Die Aussicht klingt ernüchternd. In etwa 250 Jahren werden Sachsens Flüsse den Raum haben, der ihnen nach dem Hochwasser 2002 versprochen wurde - vorausgesetzt, das Tempo, mit dem Deiche verlegt und damit neue Flussauen geschaffen werden, erhöht sich nicht spürbar. An 49 Stellen sollten, so ist es in den Konzepten zum Hochwasserschutz für den Freistaat zu lesen, zusätzliche Auen und Überflutungsflächen entstehen; Flüsse wie die Elbe, die Freiberger und Zwickauer Mulde, Zschopau und Spree sollten sich auf 7500 Hektar zusätzlich ausbreiten können. Die Realität hinkt diesen Planungen meilenweit hinterher: Gerade einmal zwei Vorhaben mit 110 Hektar sind umgesetzt. Stand der Planerfüllung: 1,5 Prozent.

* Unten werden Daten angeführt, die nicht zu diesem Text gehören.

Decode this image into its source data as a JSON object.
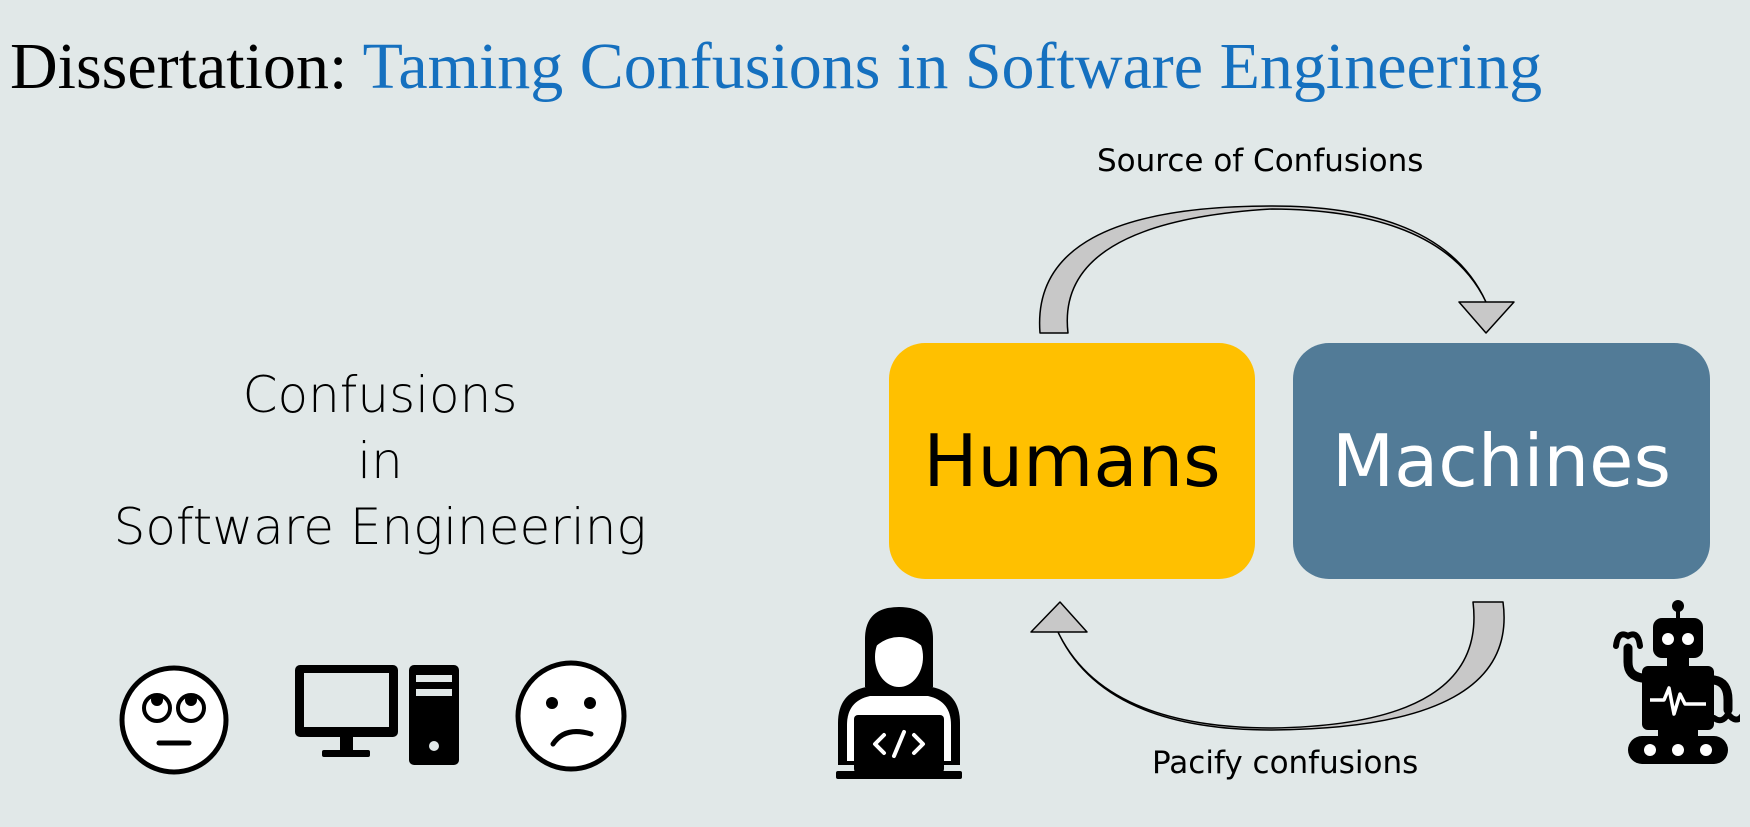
{
  "title": {
    "prefix": "Dissertation:",
    "highlight": "Taming Confusions in Software Engineering"
  },
  "left_text": {
    "line1": "Confusions",
    "line2": "in",
    "line3": "Software Engineering"
  },
  "boxes": {
    "humans": "Humans",
    "machines": "Machines"
  },
  "arrows": {
    "top_label": "Source of Confusions",
    "bottom_label": "Pacify confusions"
  },
  "icons": [
    "eye-roll-face-icon",
    "desktop-computer-icon",
    "confused-face-icon",
    "developer-with-laptop-icon",
    "robot-icon"
  ],
  "colors": {
    "background": "#e1e8e8",
    "title_accent": "#1570bf",
    "humans_box": "#ffc000",
    "machines_box": "#527b97"
  }
}
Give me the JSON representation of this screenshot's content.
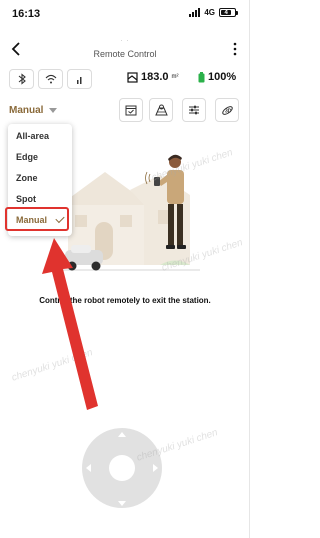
{
  "status_bar": {
    "time": "16:13",
    "network": "4G",
    "battery": "4"
  },
  "header": {
    "small_title": "· ·",
    "title": "Remote Control"
  },
  "robot_info": {
    "area_value": "183.0",
    "area_unit": "m²",
    "battery_percent": "100%"
  },
  "mode": {
    "current": "Manual",
    "options": [
      {
        "label": "All-area",
        "selected": false
      },
      {
        "label": "Edge",
        "selected": false
      },
      {
        "label": "Zone",
        "selected": false
      },
      {
        "label": "Spot",
        "selected": false
      },
      {
        "label": "Manual",
        "selected": true
      }
    ]
  },
  "instruction": "Control the robot remotely to exit the station.",
  "watermarks": [
    "chenyuki yuki chen",
    "chenyuki yuki chen",
    "chenyuki yuki chen",
    "chenyuki yuki chen"
  ],
  "colors": {
    "accent": "#8a6a3a",
    "annotation": "#e0332e",
    "battery_green": "#2bb14a",
    "joystick": "#e1e1e1"
  },
  "icons": [
    "back-arrow-icon",
    "more-options-icon",
    "bluetooth-icon",
    "wifi-icon",
    "signal-icon",
    "map-area-icon",
    "battery-icon",
    "schedule-icon",
    "map-edit-icon",
    "settings-sliders-icon",
    "view-3d-icon",
    "checkmark-icon"
  ]
}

Gisela Kallenbach will das nicht hinnehmen. »Das muss schneller gehen«, meint die Abgeordnete der Grünen im Landtag. Ihre Fraktion fordert vom Land jetzt sogar, sich ehrgeizigere Ziele zu setzen. Eine Studie, die sie beim WWF-Aueninstitut in Rastatt in Auftrag gab, schlägt weitere 17 Deichrückverlegungen vor, mit denen die Flüsse weitere 3418 Hektar Rückhaltefläche erhalten würden.

Wie notwendig das ist, hat nach Ansicht von Oliver Harms vom Aueninstitut das Hochwasser im Juni 2013 gezeigt. Das hat in Sachsen viel weniger Schäden angerichtet als die Flut 2002. Grund: Der technische Hochwasserschutz - Deiche und Flutmauern - wurde verbessert, Deichbrüche kamen seltener vor. Dafür aber wurde das flussabwärts gelegene Sachsen-Anhalt um so stärker getroffen: »Die Unterlieger müssen es ausbaden«, sagt Harms. Die Pegel lagen dort viel höher als 2002, weil das Wasser ungehindert durch Elbe, Mulde und Saale floss. Magdeburg entging nur knapp einer Katastrophe; um Breitenhagen und Fischbeck, wo Deiche brachen, trat sie ein.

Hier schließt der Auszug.